The athletic director is Duke’s first woman and person of color to fill the role – and one of only six women leading athletic departments among the 69 Power Five schools
By Renee Ambroso | Photography by John Michael Simpson
The deafening roar of the crowd is matched only by the wail of the buzzer. Game day at Cameron Indoor Stadium is electric. Nina King is often sitting courtside, immersed in the excitement. But she says her favorite part of the workweek is getting to meet face to face with the many student-athletes who wear a particular shade of dark blue. More than a hundred Duke University first-year student swimmers, golfers, rowers, divers, wrestlers, runners and, indeed, basketball players have sat across from Nina’s desk since the start of the 2022-23 school year. Sometimes more than a half-dozen per day claim time on her calendar.
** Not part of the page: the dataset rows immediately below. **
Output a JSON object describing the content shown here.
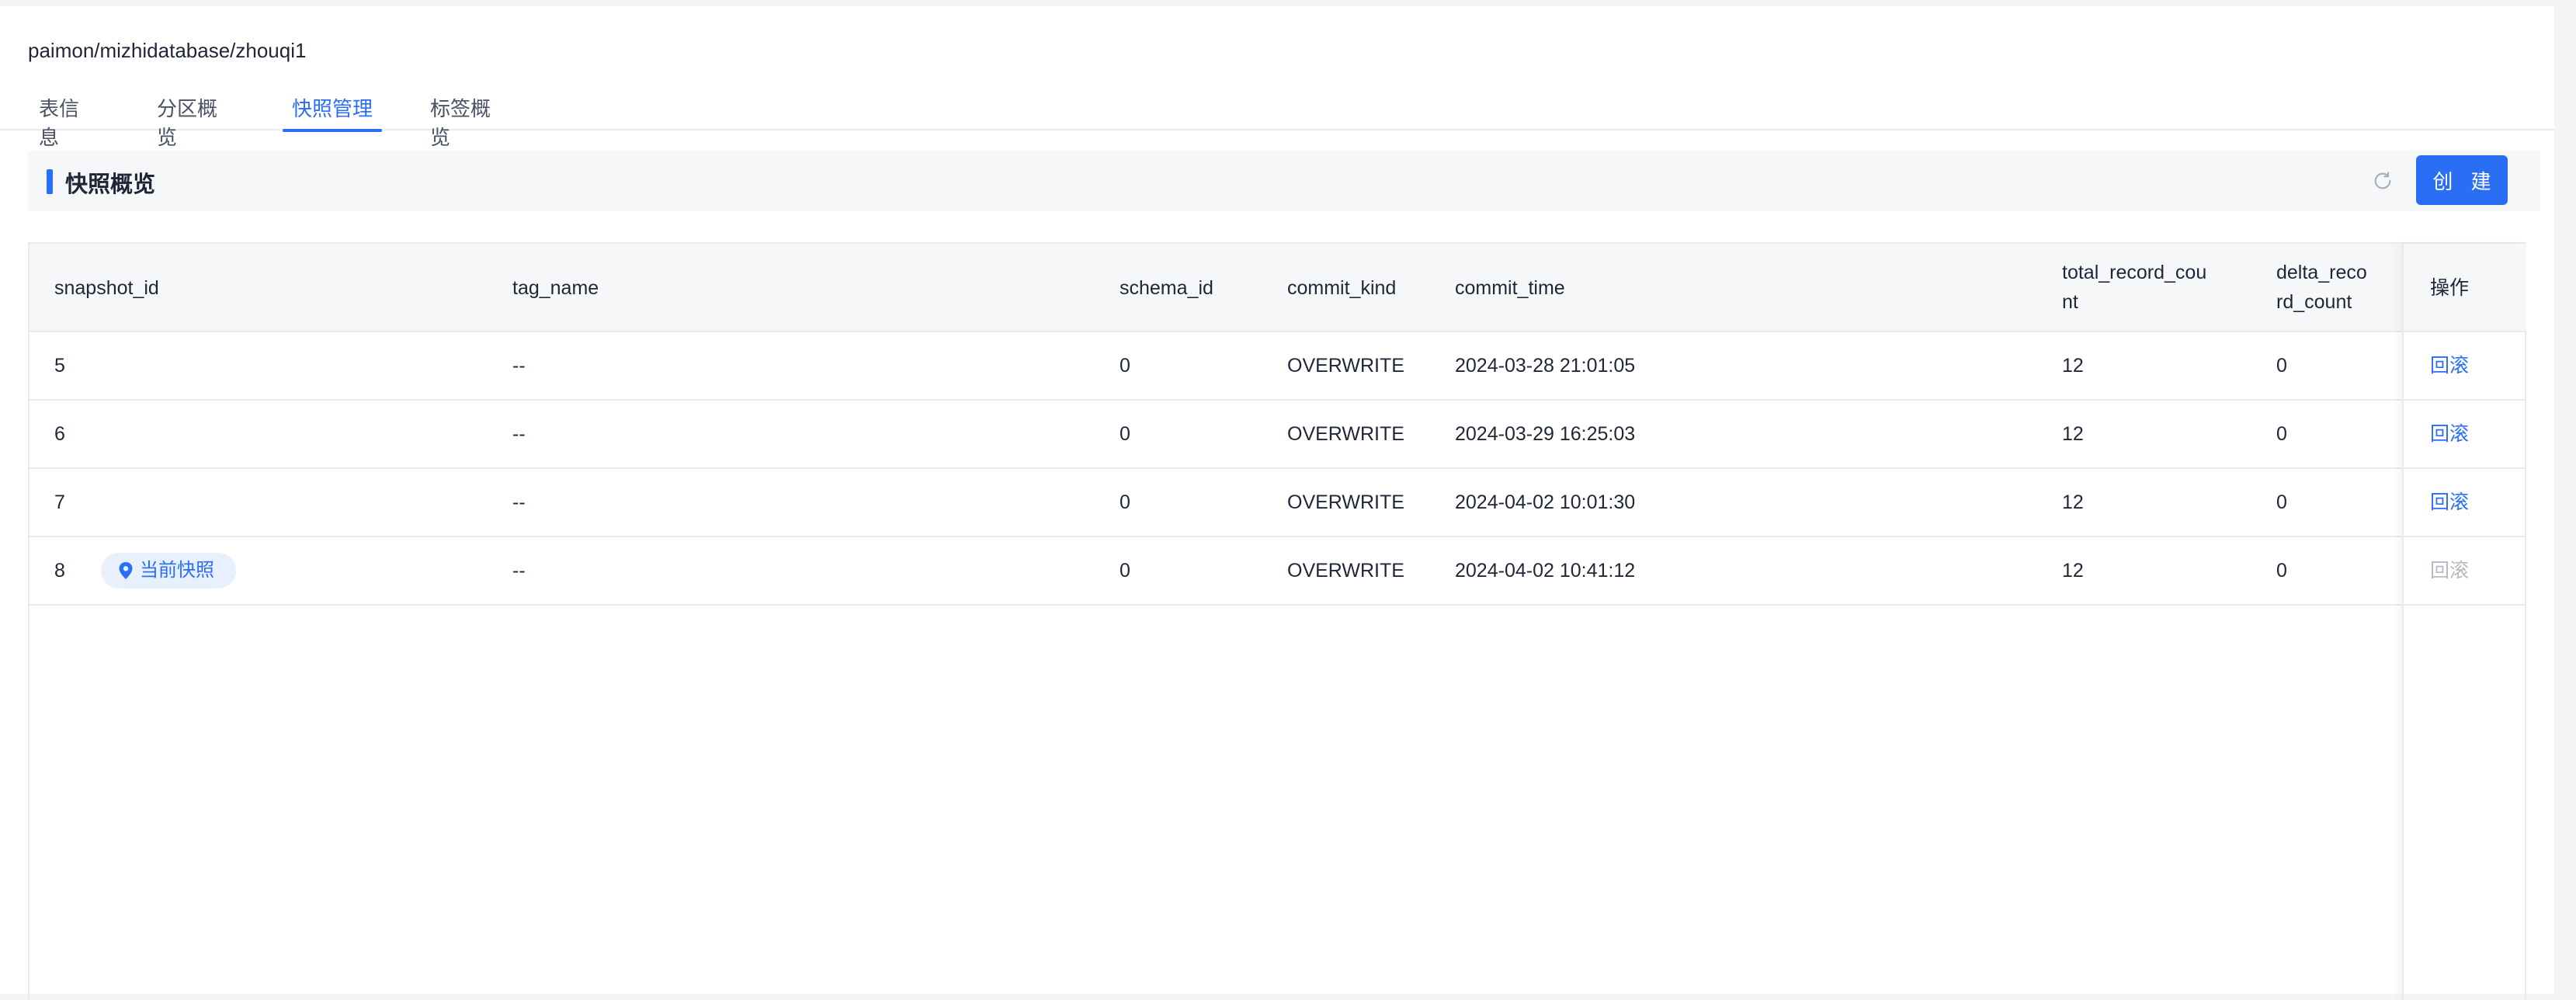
{
  "breadcrumb": "paimon/mizhidatabase/zhouqi1",
  "tabs": [
    {
      "label": "表信息",
      "active": false
    },
    {
      "label": "分区概览",
      "active": false
    },
    {
      "label": "快照管理",
      "active": true
    },
    {
      "label": "标签概览",
      "active": false
    }
  ],
  "section": {
    "title": "快照概览",
    "refresh_icon": "refresh-icon",
    "create_label": "创 建"
  },
  "table": {
    "columns": [
      "snapshot_id",
      "tag_name",
      "schema_id",
      "commit_kind",
      "commit_time",
      "total_record_count",
      "delta_record_count",
      "操作"
    ],
    "header_lines": {
      "total_record_count": [
        "total_record_cou",
        "nt"
      ],
      "delta_record_count": [
        "delta_reco",
        "rd_count"
      ]
    },
    "rows": [
      {
        "snapshot_id": "5",
        "badge": "",
        "tag_name": "--",
        "schema_id": "0",
        "commit_kind": "OVERWRITE",
        "commit_time": "2024-03-28 21:01:05",
        "total_record_count": "12",
        "delta_record_count": "0",
        "action": "回滚",
        "action_disabled": false
      },
      {
        "snapshot_id": "6",
        "badge": "",
        "tag_name": "--",
        "schema_id": "0",
        "commit_kind": "OVERWRITE",
        "commit_time": "2024-03-29 16:25:03",
        "total_record_count": "12",
        "delta_record_count": "0",
        "action": "回滚",
        "action_disabled": false
      },
      {
        "snapshot_id": "7",
        "badge": "",
        "tag_name": "--",
        "schema_id": "0",
        "commit_kind": "OVERWRITE",
        "commit_time": "2024-04-02 10:01:30",
        "total_record_count": "12",
        "delta_record_count": "0",
        "action": "回滚",
        "action_disabled": false
      },
      {
        "snapshot_id": "8",
        "badge": "当前快照",
        "tag_name": "--",
        "schema_id": "0",
        "commit_kind": "OVERWRITE",
        "commit_time": "2024-04-02 10:41:12",
        "total_record_count": "12",
        "delta_record_count": "0",
        "action": "回滚",
        "action_disabled": true
      }
    ]
  },
  "colors": {
    "accent": "#2b6ef6",
    "disabled": "#b4b9c4",
    "badge_bg": "#e8f0fe"
  }
}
Nina, who was announced as Duke’s vice president and director of athletics in May 2021, made it her goal to meet with as many of those first-year student-athletes from the 27 varsity sports as her schedule allows. She wants to learn about their families, academic aspirations, even their latest TV show obsessions – “The Bachelor” has come up, she says. “It’s important to me to get to know [our first-year student-athletes] as people and not just players on the court or on the field,”Nina says.Cultivating similar relationships as a student manager for the University of Notre Dame’s women’s swimming and diving teams while she earned her bachelor’s degree in accountancy is what sparked her interest in working in college sports.
As these young adults find their footing at Duke, Nina’s similarly charging ahead into uncharted territory. This September, she’ll mark two years as the university’s first woman and person of color to be named athletic director – one of only six women in the role among the 69 Power Five schools. Duke’s already seen many milestone moments in that short timespan, like the retirement of men’s basketball head Coach Mike Krzyzewski, the 50th anniversary of Title IX and the implementation of the NCAA’s new name, image and likeness policy, which reshapes the very foundation of college athletics.
Nina was quick to build a support system among the small number of her peers who are women. “We talk often,” Nina says of Carla Williams (at the University of Virginia) and Heather Lyke (at the University of Pittsburgh), the two other women leading athletic departments in the ACC. She’s also close with Vanderbilt’s Candice Storey Lee; Candice, Carla and Nina are the only three women of color in the same role within the highest tier of collegiate athletics. “The three of us are really tight … and haven’t been athletic directors that long, so we’re going through this together,” she adds.
Nina was content operating outside of the spotlight for most of the past 15 years she’s spent with the Blue Devils. Before she took on this role, she put her Juris Doctor from Tulane University to use in overseeing legal matters, human resources, and the recreation and physical education program while also managing the primary administrative duties for Duke’s women’s basketball and football programs as a member of Duke Athletics’ executive leadership team.
“I didn’t think that I wanted to be an athletic director,” Nina admits. The pressure of working in the public eye wasn’t appealing. But then she began to think about the impact she could make within the role. “There aren’t enough women who look like me [in these jobs]. Why not grab ahold of an opportunity to sit in this position of leadership where I [can] create change?”
Nina learned the ropes from, as she puts it, the “very best” – her predecessor, Kevin White. The pair worked together at Notre Dame from 2005-08 and for the entirety of Kevin’s 13 years at Duke. They still co-teach a sports business class, as they’ve done since joining the university.
“The public has an opinion on what you’re doing well and what you aren’t,” Nina says. “It can be challenging to keep the noise on the outside. I [watched] Kevin do that for 13 years, so when I stepping into this role, I knew what to expect.”
If stress or burnout creeps in, family time provides a salve. Nina often spends her weekends on another sideline – that of a children’s soccer tournament rather than a collegiate match, cheering on sons Connor, 12, and Austin, 10, with husband (and fellow Duke employee) Rick King.
It didn’t happen overnight, but Nina now possesses a steady self- assuredness that keeps the “chatter that doesn’t matter,” as she calls it, from getting under her skin. “There are still moments when [I] walk into a room and feel like I’m being treated differently because I’m a woman [and a] person of color. It still happens in 2023,” Nina says. “It takes time to build self-confidence, [and] I’ve gotten to the point where I don’t care – I’m walking in the room … and leading an incredible organization.”